Setelah Edi, ada Arsy Juwandi yang menyampaikan hasil pembacaannya. Arsy memulai dengan cerpen  Dodolitdodolitdodolibret. Menurut Arsy, cerpen ini “bukan dunia milik Seno Gumira” jika dibandingkan dengan cerpen-cerpen lain milik Seno, yang konsisten dengan isu-isu kemanusiaan. Namun, satu hal yang menarik menurutnya dalam cerpen ini adalah sudut pandang tentang nilai salah dan benar.

Pada cerpen Mayat yang Mengambang di Danau, Arsy tertarik dengan analogi ikan yang digunakan Seno. Dalam cerita, ikan-ikan lama semakin sulit dicari dan danau mulai dipenuhi ikan-ikan asing yang baru. Analogi ini tepat untuk menggambarkan situasi pembangunan di Papua yang salah satu dampaknya membuat masyarakat kehilangan bahasa ibu mereka. Arsy memberikan bintang dua untuk cerpen Dodolitdodolitdodolibret dan bintang empat untuk cerpen Mayat yang Mengambang di Danau.

Simak bagian selanjutnya tentang negara dalam dua cerpen Seno Gumira Ajidarma.

[nextpage title=”Cerpen Seno Gumira Ajidarma dan Negara”]

dr. Ronald Susilo, yang mendapat kesempatan berikutnya mengatakan dua cerpen Seno Gumira Ajidarma sangat relevan dengan kondisi kenegaraan saat ini sekaligus membuka cara pandangnya bahwa cerpen tidak melulu tentang cinta. Menurut Dokter Ronald, cinta pada dua cerpen ini berada pada taraf yang yang berbeda.

Cerpen Mayat yang Mengambang di Danau menurutnya merupakan ciri khas Seno Gumira Ajidarma. Hal tersebut tampak pada kisah orang-orang yang dihilangkan, juga kritik tentang negara demokrasi yang tidak bertindak demokratis. “Cerpen ini sangat relevan dengan keseharian kita di masa-masa sekarang, menjelang Pilkada.

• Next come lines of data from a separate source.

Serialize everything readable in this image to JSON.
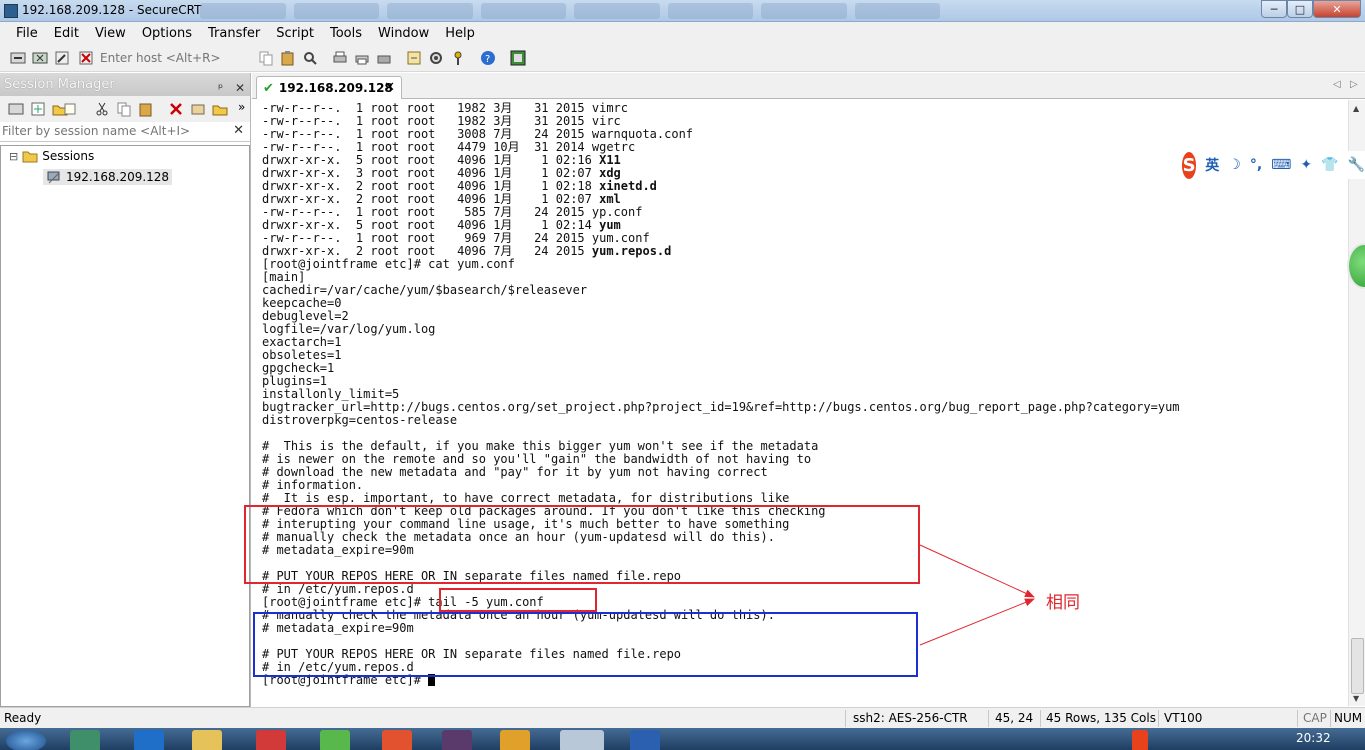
{
  "window": {
    "title": "192.168.209.128 - SecureCRT",
    "min": "─",
    "max": "□",
    "close": "✕"
  },
  "menu": [
    "File",
    "Edit",
    "View",
    "Options",
    "Transfer",
    "Script",
    "Tools",
    "Window",
    "Help"
  ],
  "toolbar": {
    "enter_host_placeholder": "Enter host <Alt+R>"
  },
  "session_manager": {
    "title": "Session Manager",
    "pin": "ᵖ",
    "close": "✕",
    "filter_placeholder": "Filter by session name <Alt+I>",
    "tree_root": "Sessions",
    "tree_expander": "⊟",
    "tree_item": "192.168.209.128"
  },
  "tab": {
    "label": "192.168.209.128",
    "close": "✕",
    "prev": "◁",
    "next": "▷"
  },
  "terminal": {
    "lines": [
      "-rw-r--r--.  1 root root   1982 3月   31 2015 vimrc",
      "-rw-r--r--.  1 root root   1982 3月   31 2015 virc",
      "-rw-r--r--.  1 root root   3008 7月   24 2015 warnquota.conf",
      "-rw-r--r--.  1 root root   4479 10月  31 2014 wgetrc",
      "drwxr-xr-x.  5 root root   4096 1月    1 02:16 |X11",
      "drwxr-xr-x.  3 root root   4096 1月    1 02:07 |xdg",
      "drwxr-xr-x.  2 root root   4096 1月    1 02:18 |xinetd.d",
      "drwxr-xr-x.  2 root root   4096 1月    1 02:07 |xml",
      "-rw-r--r--.  1 root root    585 7月   24 2015 yp.conf",
      "drwxr-xr-x.  5 root root   4096 1月    1 02:14 |yum",
      "-rw-r--r--.  1 root root    969 7月   24 2015 yum.conf",
      "drwxr-xr-x.  2 root root   4096 7月   24 2015 |yum.repos.d",
      "[root@jointframe etc]# cat yum.conf",
      "[main]",
      "cachedir=/var/cache/yum/$basearch/$releasever",
      "keepcache=0",
      "debuglevel=2",
      "logfile=/var/log/yum.log",
      "exactarch=1",
      "obsoletes=1",
      "gpgcheck=1",
      "plugins=1",
      "installonly_limit=5",
      "bugtracker_url=http://bugs.centos.org/set_project.php?project_id=19&ref=http://bugs.centos.org/bug_report_page.php?category=yum",
      "distroverpkg=centos-release",
      "",
      "#  This is the default, if you make this bigger yum won't see if the metadata",
      "# is newer on the remote and so you'll \"gain\" the bandwidth of not having to",
      "# download the new metadata and \"pay\" for it by yum not having correct",
      "# information.",
      "#  It is esp. important, to have correct metadata, for distributions like",
      "# Fedora which don't keep old packages around. If you don't like this checking",
      "# interupting your command line usage, it's much better to have something",
      "# manually check the metadata once an hour (yum-updatesd will do this).",
      "# metadata_expire=90m",
      "",
      "# PUT YOUR REPOS HERE OR IN separate files named file.repo",
      "# in /etc/yum.repos.d",
      "[root@jointframe etc]# tail -5 yum.conf",
      "# manually check the metadata once an hour (yum-updatesd will do this).",
      "# metadata_expire=90m",
      "",
      "# PUT YOUR REPOS HERE OR IN separate files named file.repo",
      "# in /etc/yum.repos.d",
      "[root@jointframe etc]# "
    ]
  },
  "annotation": {
    "label": "相同",
    "color_red": "#e0262e",
    "color_blue": "#1d2fd0"
  },
  "ime": {
    "logo": "S",
    "lang": "英",
    "icons": [
      "☽",
      "°,",
      "⌨",
      "✦",
      "👕",
      "🔧"
    ]
  },
  "status": {
    "ready": "Ready",
    "cipher": "ssh2: AES-256-CTR",
    "position": "45,  24",
    "size": "45 Rows, 135 Cols",
    "term": "VT100",
    "cap": "CAP",
    "num": "NUM"
  },
  "taskbar": {
    "clock": "20:32"
  }
}
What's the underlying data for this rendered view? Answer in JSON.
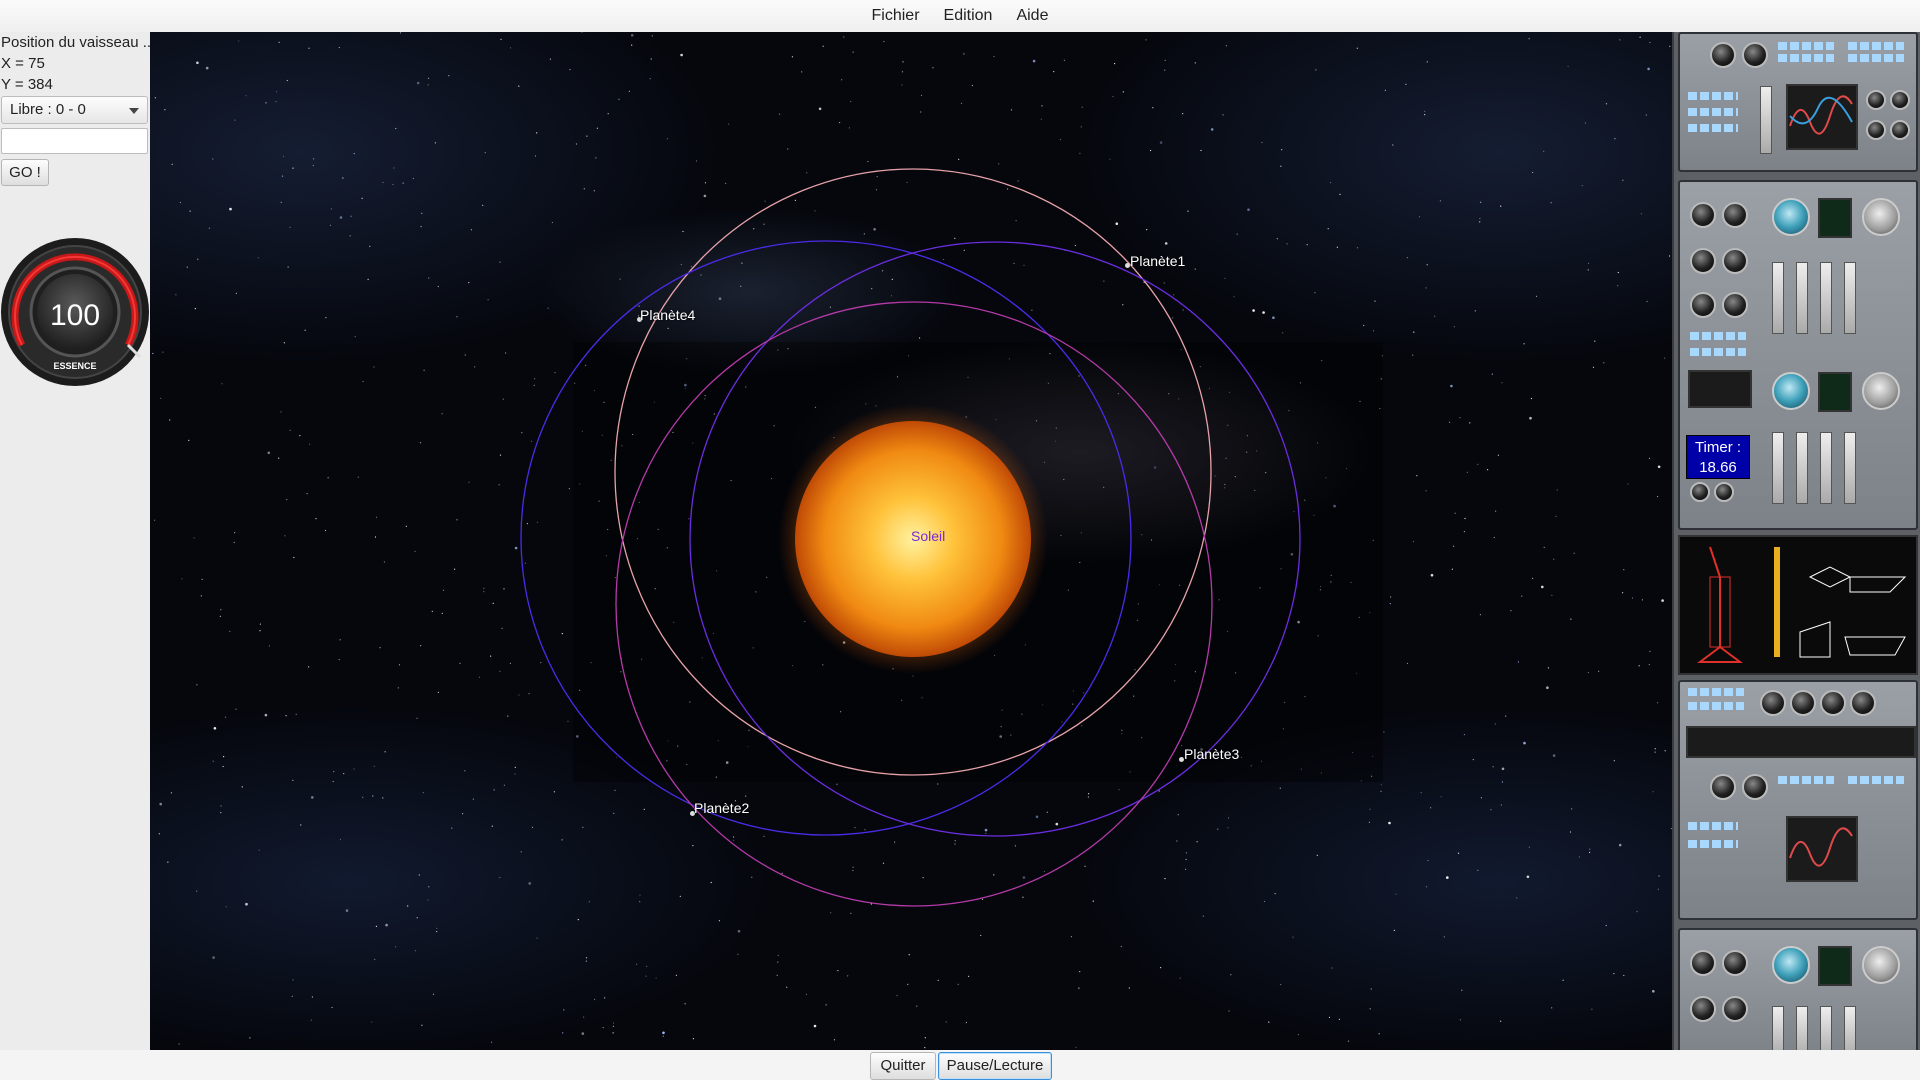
{
  "menu": {
    "items": [
      "Fichier",
      "Edition",
      "Aide"
    ]
  },
  "left_panel": {
    "position_title": "Position du vaisseau ...",
    "x_text": "X = 75",
    "y_text": "Y = 384",
    "mode_select": "Libre : 0 - 0",
    "coord_input_value": "",
    "go_label": "GO !",
    "fuel": {
      "value": "100",
      "label": "ESSENCE",
      "level": 1.0
    }
  },
  "space": {
    "sun_label": "Soleil",
    "planets": [
      "Planète1",
      "Planète2",
      "Planète3",
      "Planète4"
    ],
    "colors": {
      "sun_label": "#7a2bd6",
      "orbit_pink": "#e6a2a8",
      "orbit_blue": "#4b2be8",
      "orbit_violet": "#6b2de0",
      "orbit_magenta": "#b53aa8"
    }
  },
  "right_panel": {
    "timer_label": "Timer :",
    "timer_value": "18.66",
    "timer_bg": "#0000a8"
  },
  "bottom": {
    "quit_label": "Quitter",
    "pause_label": "Pause/Lecture"
  }
}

Orang-orang yang tidak sependapat, orang-orang yang mempertanyakan sesuatu, dianggap sebagai orang yang salah, orang yang harus dihilangkan, atau harus dimusnahkan,” tuturnya.

Tentang Dodolitdodolitdodolibret, Dokter Ronald menegaskan bahwa cerpen ini juga sangat relevan dengan tema kenegaraan kita saat ini, yaitu tentang agama, yang pertentangannya seputar tata cara agama yang menurut Dokter Ronald sangat teknis, tidak mendasar.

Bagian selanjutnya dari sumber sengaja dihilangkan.